The fact is that the majority of the importance of the Constitution is its organization of this new Federal Government and its grant of power to that government. This especially true of the original Constitution. There are a few rights in it, but most of it is about what the government looks like and what power it has.

And what Madison was saying in that discussion is that the Bill of Rights didn’t create legal rights. The Federal Government never had the power to do anything listed in the Bill of Rights in the first place! If there was no First Amendment, for instance, the Federal Government would have no power to regulate what people said and wrote, anyway. And the same can be said about the first eight amendments, including the fifth.

So, while the Fifth Amendment came later in time than the original Constitution, it really wasn’t an amendment. It is better understood as a clarification of what powers were already denied to the Federal Government. If it never existed, the Federal Government would still be denied those powers. And to the extent that the interpretation of the Fifth Amendment contradicts the plain text of the original Constitution, that interpretation must be wrong.

I doubt the Supreme Court will ever admit that this implies that the entire concept of an equal protection component of the Fifth Amendment is nonsense, but I don’t believe they will do anything as ridiculous as abrogating the plain text of the original Constitution based on their invention.
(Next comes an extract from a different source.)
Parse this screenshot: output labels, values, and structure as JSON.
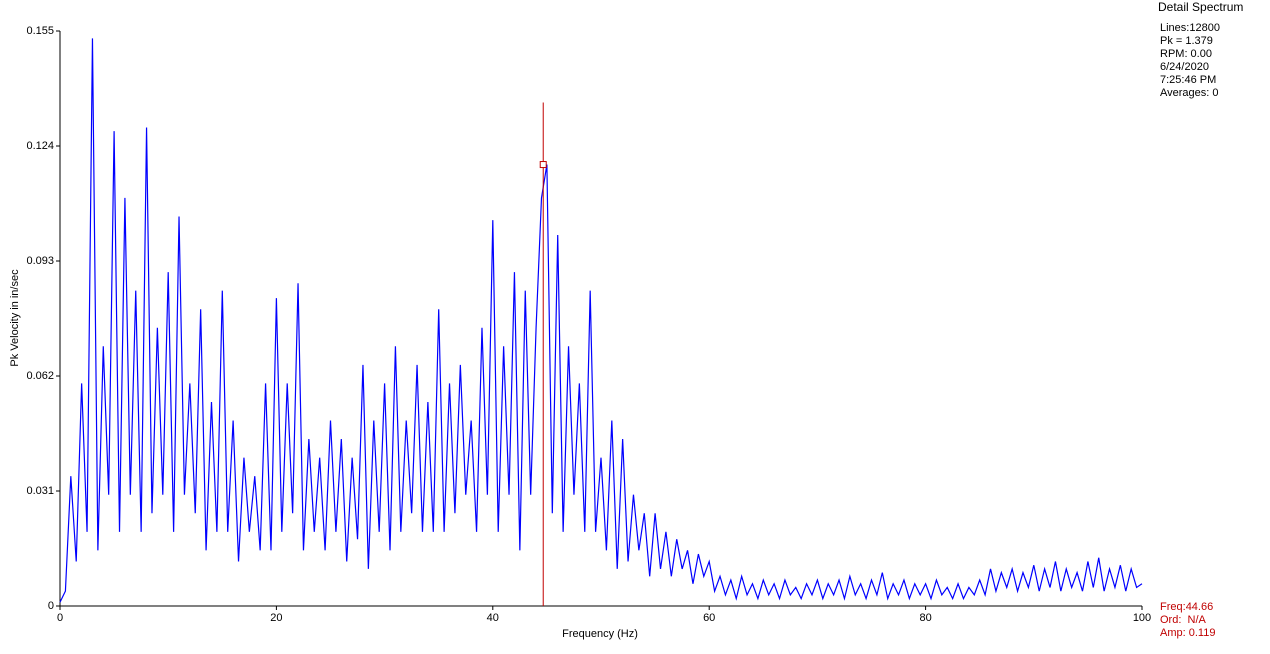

And before anyone twists my words, this doesn’t mean I would want any racial segregation in America at any time. Segregation, slavery and even ordinary racial discrimination should never have existed for a moment on American soil—or indeed anywhere in the world. But an honest interpretation of the Constitution means that sometimes the things you wish would happen, doesn’t happen, or that things you wish couldn’t happen, could happen. I have long said that if you can’t think of some part of the Constitution—as it current operates under its amendments—that you think is wrong or at least bad policy, you are probably not interpreting it correctly. You are probably conflating ‘the Constitution’ with your personal policy preferences.

(Mind you, when I say ‘as it currently operates’ that excludes dead language such as anything recognizing slavery before the ratification of the Thirteenth Amendment.)

But that means for me I would say that while the Fifth Amendment doesn’t have an equal protection clause, it should. And I would fully support an amendment bind the Federal Government to such a clause.

So, to sum things up, Cenk Uygur’s argument is based on constitutional B.S. and I don’t believe he has any chance of winning his argument.

And, to return to the main topic … while Thanksgiving is over, I happen to think Christmas is equally a time to be thankful for what you have. So let us all be thankful that, barring a constitutional amendment, Cenk Uygur can never be president. And that, my friends, might be the greatest Christmas gift of all.

To quote from A Christmas Carol: ‘A Merry Christmas to us all; God bless us, everyone!’